For the best outcomes, Decramer said, COPD needs to be diagnosed in its early stages, and aggressive therapy should begin as soon as possible.

“We need to treat these patients earlier than we presently do,” Decramer said.

Dr. Norman Edelman, chief medical officer of the American Lung Association, agreed that the findings highlight the need to start COPD treatment when the illness is still mild.

“The major new finding is the efficacy of an anticholinergic in patients with relatively mild COPD in improving lung function and quality of life,” Edelman said. “The effects were small but seem real. This is of significance because it points out the usefulness of case finding and treatment of relatively early COPD cases, a somewhat neglected area in clinical practice.”

Two other reports in the same edition of the journal show the benefit of the new drug roflumilast (Daxas) in treating COPD.

Daxas, an anti-inflammatory, is still going through the drug approval process in the United States and elsewhere.

In one study, Dr. Leonardo Fabbri from the University of Modena in Italy and colleagues randomly assigned 3,091 patients with severe COPD to Daxas or a placebo.
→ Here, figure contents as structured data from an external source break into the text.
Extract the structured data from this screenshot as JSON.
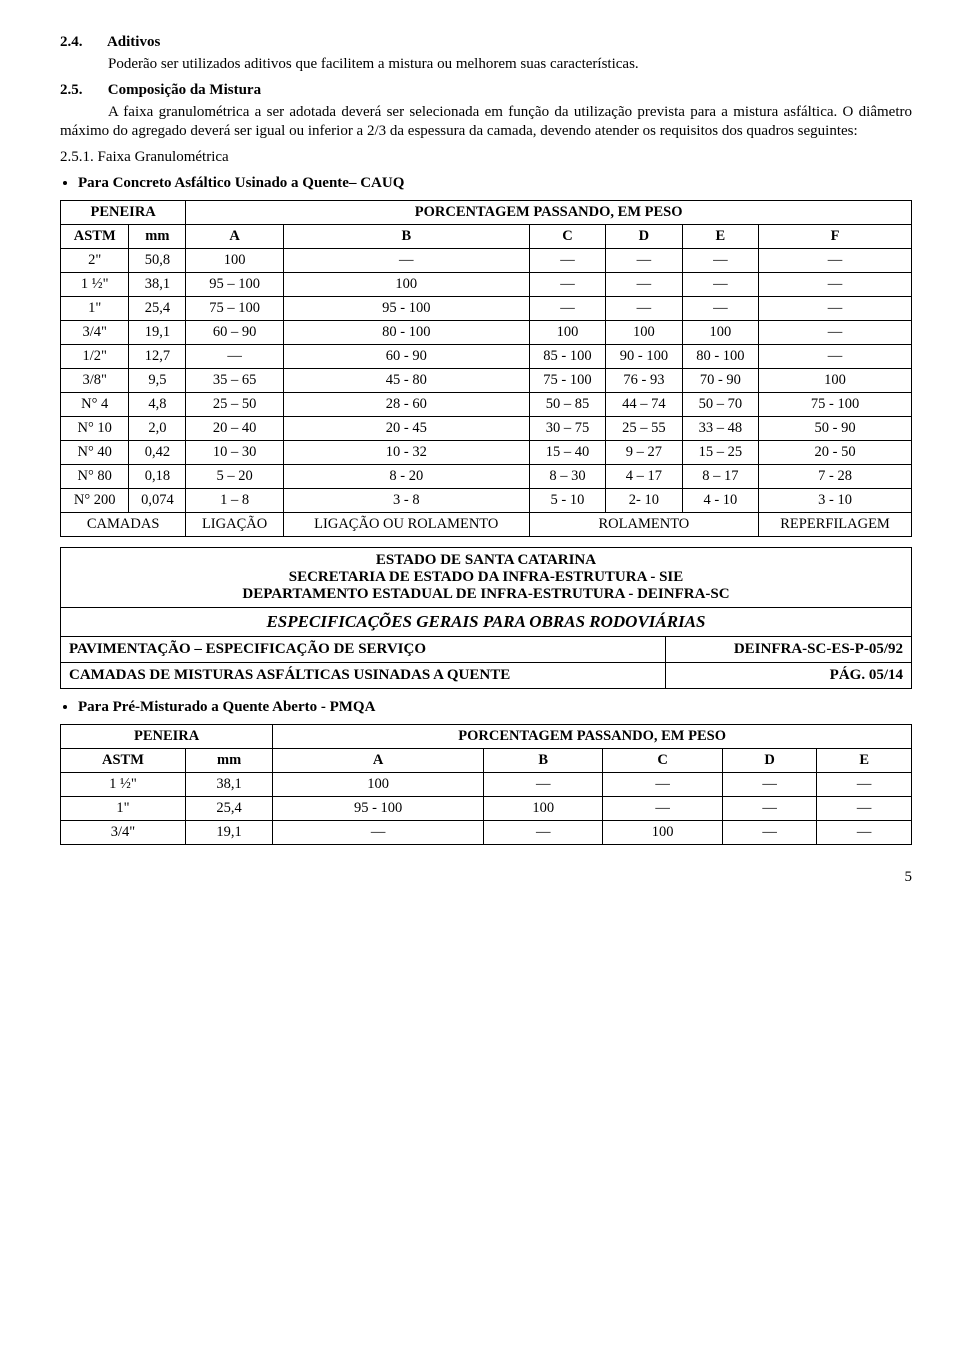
{
  "s24": {
    "heading_num": "2.4.",
    "heading_title": "Aditivos",
    "para": "Poderão ser utilizados aditivos que facilitem a mistura ou melhorem suas características."
  },
  "s25": {
    "heading_num": "2.5.",
    "heading_title": "Composição da Mistura",
    "para": "A faixa granulométrica a ser adotada deverá ser selecionada em função da utilização prevista para a mistura asfáltica. O diâmetro máximo do agregado deverá ser igual ou inferior a 2/3 da espessura da camada, devendo atender os requisitos dos quadros seguintes:"
  },
  "s251": {
    "heading_num": "2.5.1.",
    "heading_title": "Faixa Granulométrica",
    "bullet1": "Para Concreto Asfáltico Usinado a Quente– CAUQ"
  },
  "cauq": {
    "peneira_label": "PENEIRA",
    "porc_label": "PORCENTAGEM PASSANDO, EM PESO",
    "cols": {
      "c0": "ASTM",
      "c1": "mm",
      "c2": "A",
      "c3": "B",
      "c4": "C",
      "c5": "D",
      "c6": "E",
      "c7": "F"
    },
    "rows": [
      {
        "c0": "2\"",
        "c1": "50,8",
        "c2": "100",
        "c3": "—",
        "c4": "—",
        "c5": "—",
        "c6": "—",
        "c7": "—"
      },
      {
        "c0": "1 ½\"",
        "c1": "38,1",
        "c2": "95 – 100",
        "c3": "100",
        "c4": "—",
        "c5": "—",
        "c6": "—",
        "c7": "—"
      },
      {
        "c0": "1\"",
        "c1": "25,4",
        "c2": "75 – 100",
        "c3": "95 - 100",
        "c4": "—",
        "c5": "—",
        "c6": "—",
        "c7": "—"
      },
      {
        "c0": "3/4\"",
        "c1": "19,1",
        "c2": "60 – 90",
        "c3": "80 - 100",
        "c4": "100",
        "c5": "100",
        "c6": "100",
        "c7": "—"
      },
      {
        "c0": "1/2\"",
        "c1": "12,7",
        "c2": "—",
        "c3": "60 - 90",
        "c4": "85 - 100",
        "c5": "90 - 100",
        "c6": "80 - 100",
        "c7": "—"
      },
      {
        "c0": "3/8\"",
        "c1": "9,5",
        "c2": "35 – 65",
        "c3": "45 - 80",
        "c4": "75 - 100",
        "c5": "76 - 93",
        "c6": "70 - 90",
        "c7": "100"
      },
      {
        "c0": "N° 4",
        "c1": "4,8",
        "c2": "25 – 50",
        "c3": "28 - 60",
        "c4": "50 – 85",
        "c5": "44 – 74",
        "c6": "50 – 70",
        "c7": "75 - 100"
      },
      {
        "c0": "N° 10",
        "c1": "2,0",
        "c2": "20 – 40",
        "c3": "20 - 45",
        "c4": "30 – 75",
        "c5": "25 – 55",
        "c6": "33 – 48",
        "c7": "50 - 90"
      },
      {
        "c0": "N° 40",
        "c1": "0,42",
        "c2": "10 – 30",
        "c3": "10 - 32",
        "c4": "15 – 40",
        "c5": "9 – 27",
        "c6": "15 – 25",
        "c7": "20 - 50"
      },
      {
        "c0": "N° 80",
        "c1": "0,18",
        "c2": "5 – 20",
        "c3": "8 - 20",
        "c4": "8 – 30",
        "c5": "4 – 17",
        "c6": "8 – 17",
        "c7": "7 - 28"
      },
      {
        "c0": "N° 200",
        "c1": "0,074",
        "c2": "1 – 8",
        "c3": "3 - 8",
        "c4": "5 - 10",
        "c5": "2- 10",
        "c6": "4 - 10",
        "c7": "3 - 10"
      }
    ],
    "footer": {
      "camadas": "CAMADAS",
      "ligacao": "LIGAÇÃO",
      "ligacao_ou_rol": "LIGAÇÃO OU ROLAMENTO",
      "rolamento": "ROLAMENTO",
      "reperfilagem": "REPERFILAGEM"
    }
  },
  "hdr": {
    "line1": "ESTADO DE SANTA CATARINA",
    "line2": "SECRETARIA DE ESTADO DA INFRA-ESTRUTURA - SIE",
    "line3": "DEPARTAMENTO ESTADUAL DE INFRA-ESTRUTURA - DEINFRA-SC",
    "line4": "ESPECIFICAÇÕES GERAIS PARA OBRAS RODOVIÁRIAS",
    "row3_left": "PAVIMENTAÇÃO – ESPECIFICAÇÃO DE SERVIÇO",
    "row3_right": "DEINFRA-SC-ES-P-05/92",
    "row4_left": "CAMADAS DE MISTURAS ASFÁLTICAS USINADAS A QUENTE",
    "row4_right": "PÁG. 05/14"
  },
  "pmqa": {
    "bullet": "Para Pré-Misturado a Quente Aberto - PMQA",
    "peneira_label": "PENEIRA",
    "porc_label": "PORCENTAGEM PASSANDO, EM PESO",
    "cols": {
      "c0": "ASTM",
      "c1": "mm",
      "c2": "A",
      "c3": "B",
      "c4": "C",
      "c5": "D",
      "c6": "E"
    },
    "rows": [
      {
        "c0": "1 ½\"",
        "c1": "38,1",
        "c2": "100",
        "c3": "—",
        "c4": "—",
        "c5": "—",
        "c6": "—"
      },
      {
        "c0": "1\"",
        "c1": "25,4",
        "c2": "95 - 100",
        "c3": "100",
        "c4": "—",
        "c5": "—",
        "c6": "—"
      },
      {
        "c0": "3/4\"",
        "c1": "19,1",
        "c2": "—",
        "c3": "—",
        "c4": "100",
        "c5": "—",
        "c6": "—"
      }
    ]
  },
  "page_number": "5"
}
Over a year, patients taking Daxas experienced improved lung function and had 17 percent fewer flare-ups than patients taking a placebo.
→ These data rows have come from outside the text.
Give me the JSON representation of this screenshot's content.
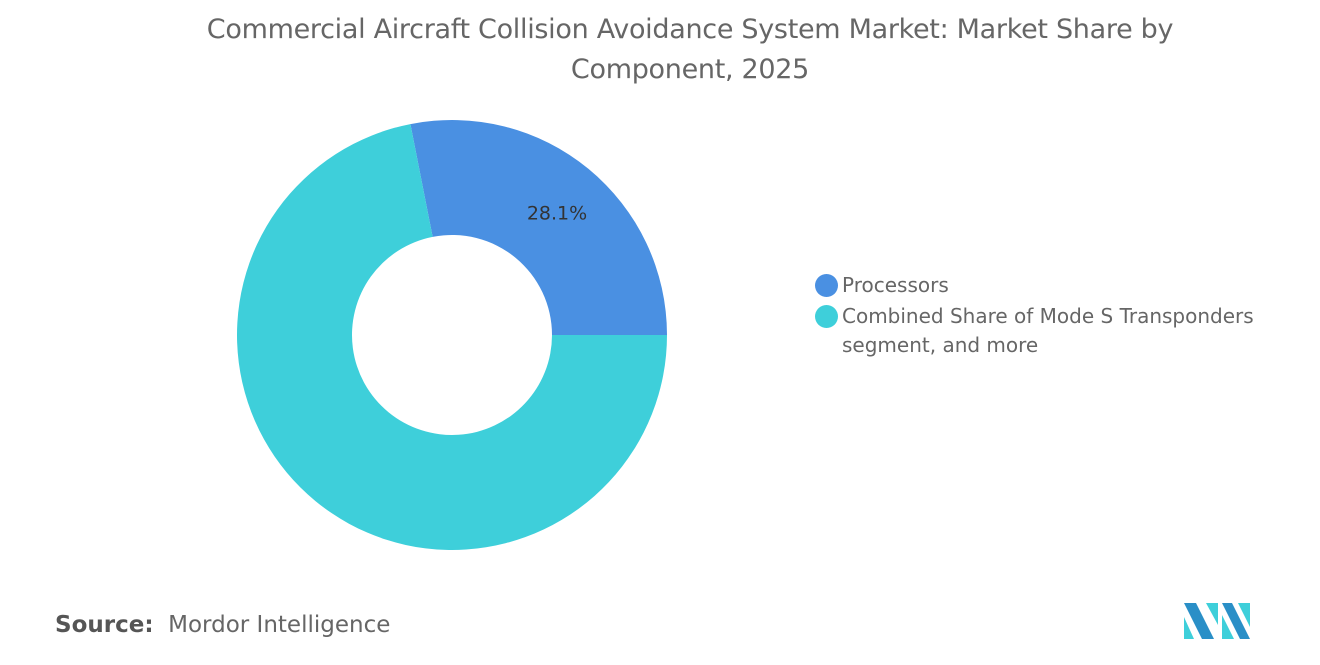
{
  "title": "Commercial Aircraft Collision Avoidance System Market: Market Share by Component, 2025",
  "chart_data": {
    "type": "pie",
    "donut": true,
    "title": "Commercial Aircraft Collision Avoidance System Market: Market Share by Component, 2025",
    "slices": [
      {
        "name": "Processors",
        "value": 28.1,
        "label": "28.1%",
        "color": "#4a90e2"
      },
      {
        "name": "Combined Share of Mode S Transponders segment, and more",
        "value": 71.9,
        "label": "",
        "color": "#3ecfda"
      }
    ],
    "legend_placement": "right"
  },
  "source": {
    "label": "Source:",
    "text": "Mordor Intelligence"
  },
  "logo_text": "MI"
}
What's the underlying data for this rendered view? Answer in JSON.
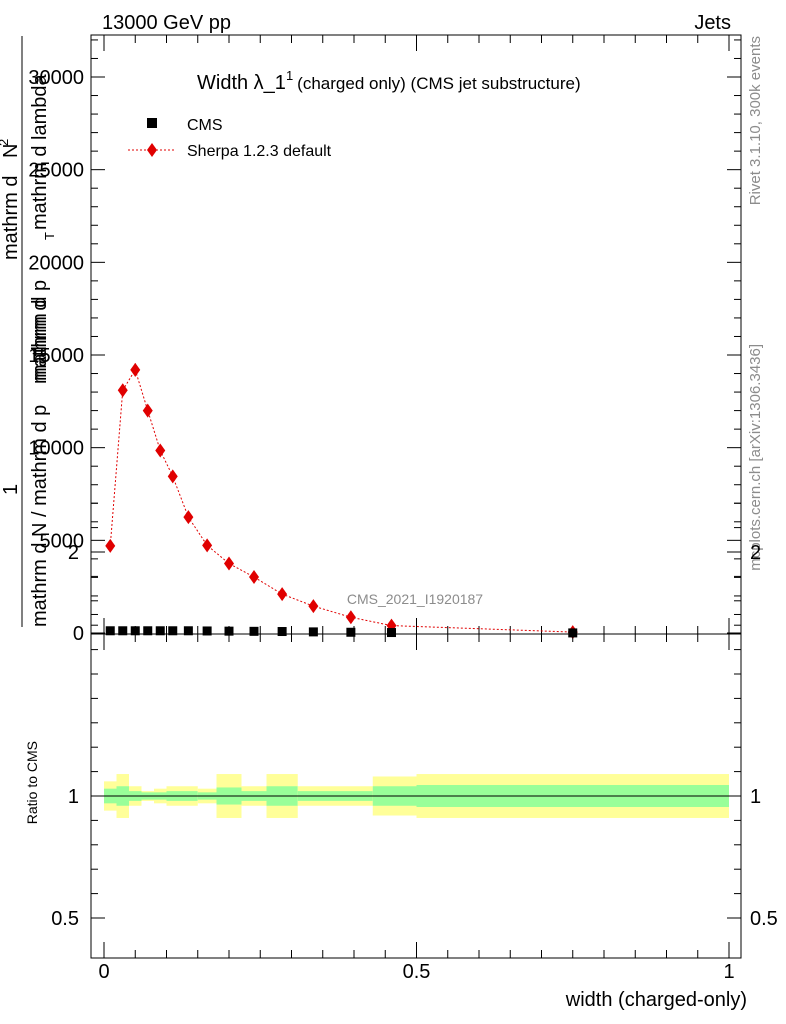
{
  "header": {
    "left": "13000 GeV pp",
    "right": "Jets",
    "side_top": "Rivet 3.1.10,  300k events",
    "side_bottom": "mcplots.cern.ch [arXiv:1306.3436]"
  },
  "chart_data": [
    {
      "type": "scatter",
      "title": "Width λ_1",
      "title_sup": "1",
      "subtitle": "(charged only) (CMS jet substructure)",
      "watermark": "CMS_2021_I1920187",
      "ylabel_lines": [
        "mathrm d²N",
        "mathrm d p_T mathrm d lambda",
        "1",
        "mathrm d N / mathrm d p_T"
      ],
      "ylabel_display": [
        "mathrm d N / mathrm d p",
        "mathrm d",
        "1",
        "mathrm d",
        "N",
        "mathrm d p",
        "T",
        "mathrm d lambda"
      ],
      "ylabel_sub": "T",
      "ylabel_sup": "2",
      "ylim": [
        0,
        32500
      ],
      "yticks": [
        0,
        5000,
        10000,
        15000,
        20000,
        25000,
        30000
      ],
      "ytick_labels": [
        "0",
        "5000",
        "10000",
        "15000",
        "20000",
        "25000",
        "30000"
      ],
      "xlim": [
        -0.02,
        1.0
      ],
      "grid": false,
      "legend_position": "top-left",
      "series": [
        {
          "name": "CMS",
          "color": "#000000",
          "marker": "square",
          "x": [
            0.01,
            0.03,
            0.05,
            0.07,
            0.09,
            0.11,
            0.135,
            0.165,
            0.2,
            0.24,
            0.285,
            0.335,
            0.395,
            0.46,
            0.75
          ],
          "y": [
            120,
            120,
            120,
            120,
            120,
            120,
            120,
            110,
            100,
            90,
            80,
            60,
            40,
            25,
            5
          ]
        },
        {
          "name": "Sherpa 1.2.3 default",
          "color": "#e00000",
          "marker": "diamond",
          "line": "dotted",
          "x": [
            0.01,
            0.03,
            0.05,
            0.07,
            0.09,
            0.11,
            0.135,
            0.165,
            0.2,
            0.24,
            0.285,
            0.335,
            0.395,
            0.46,
            0.75
          ],
          "y": [
            4700,
            13100,
            14200,
            12000,
            9850,
            8450,
            6250,
            4730,
            3750,
            3020,
            2100,
            1450,
            850,
            400,
            50
          ],
          "err": [
            100,
            300,
            350,
            250,
            200,
            180,
            140,
            110,
            90,
            80,
            60,
            50,
            40,
            30,
            10
          ]
        }
      ]
    },
    {
      "type": "area",
      "ylabel": "Ratio to CMS",
      "xlabel": "width (charged-only)",
      "ylim": [
        0.4,
        2.3
      ],
      "yticks": [
        0.5,
        1,
        2
      ],
      "ytick_labels": [
        "0.5",
        "1",
        "2"
      ],
      "xlim": [
        -0.02,
        1.0
      ],
      "xticks": [
        0,
        0.5,
        1
      ],
      "xtick_labels": [
        "0",
        "0.5",
        "1"
      ],
      "bins": [
        0.0,
        0.02,
        0.04,
        0.06,
        0.08,
        0.1,
        0.12,
        0.15,
        0.18,
        0.22,
        0.26,
        0.31,
        0.36,
        0.43,
        0.5,
        1.0
      ],
      "band_yellow_half": [
        0.06,
        0.09,
        0.04,
        0.02,
        0.03,
        0.04,
        0.04,
        0.03,
        0.09,
        0.04,
        0.09,
        0.04,
        0.04,
        0.08,
        0.09
      ],
      "band_green_half": [
        0.03,
        0.04,
        0.02,
        0.015,
        0.015,
        0.02,
        0.02,
        0.015,
        0.035,
        0.02,
        0.04,
        0.02,
        0.02,
        0.04,
        0.045
      ],
      "reference": 1.0,
      "colors": {
        "yellow": "#ffff99",
        "green": "#99ff99",
        "line": "#000000"
      }
    }
  ]
}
“These results suggest that different subsets of patients exist within the broad range of COPD, and that targeted specific therapies could improve disease management,” the researchers concluded.

In a second report, a research team led by Dr. Klaus F. Rabe, of Leiden University Medical Center in the Netherlands, tested the benefit of Daxas when added to standard COPD treatment with long-acting bronchodilators or anticholinergics.
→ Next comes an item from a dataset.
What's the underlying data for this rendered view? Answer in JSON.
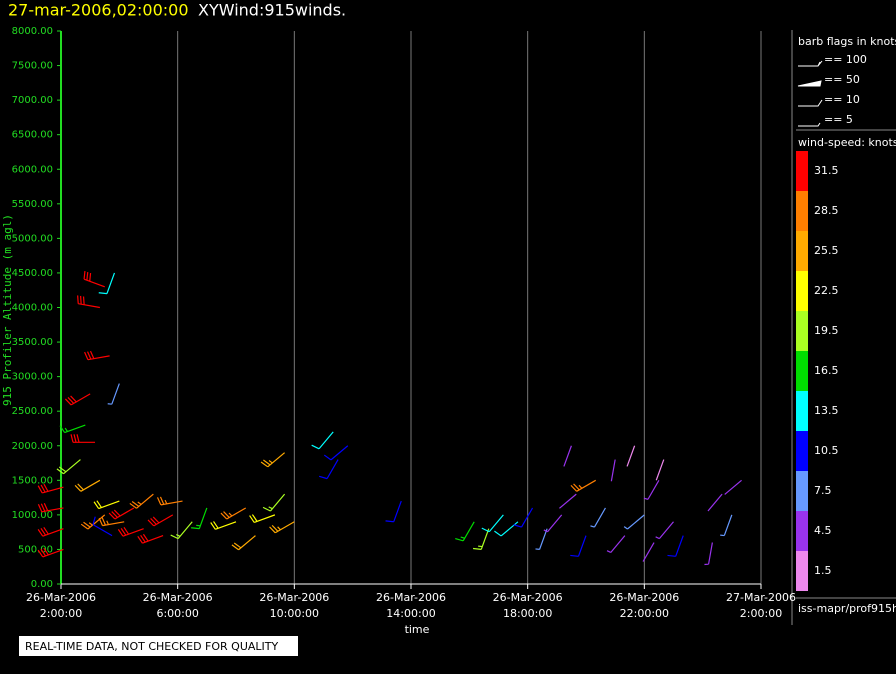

In this trial, 1,677 patients with moderate-to-severe COPD were randomly assigned to Daxas or a placebo for 24 weeks. Patients were also receiving the bronchodilator salmeterol (Serevent) or the anticholinergic Spiriva.

The researchers found that adding Daxas to treatment with Serevent or Spiriva improved lung function over either drug alone. In addition, Daxas improved respiratory symptoms.

In both studies, Daxas was associated with more adverse side effects, including nausea, diarrhea and weight loss, researchers note.

“Roflumilast improves lung function in patients with moderate-to-severe COPD who are already being treated with long-acting bronchodilators [beta-2 agonists or anticholinergic drugs], although with expected class-specific adverse events. Roflumilast could become an important, concomitant treatment for these patients,” Rabe’s team wrote.

“These effects are clinically important, but not terribly striking,” said Dr. Paul O’Byrne, a professor of medicine at McMaster University Medical Center in Ontario, Canada, and author of an accompanying journal editorial.

For now, there is still no definitive treatment for COPD or treatment that stops the progression in the decrease in lung function.

One problem with these studies is that they don’t compare Daxas with inhaled corticosteroids, which are also anti-inflammatories, OByrne said. “We don’t know what advantage roflumilast has in patients already taking inhaled corticosteroids,” he said.

Dr. Neil Schachter, a professor of pulmonary medicine at Mount Sinai Medical Center in New York City, noted that with only three types of drugs available to treat COPD, something new would be beneficial.

“It’s good to have new compounds introduced for the treatment of COPD … because some patients won’t respond to the three [types of] drugs now available,” Schachter said.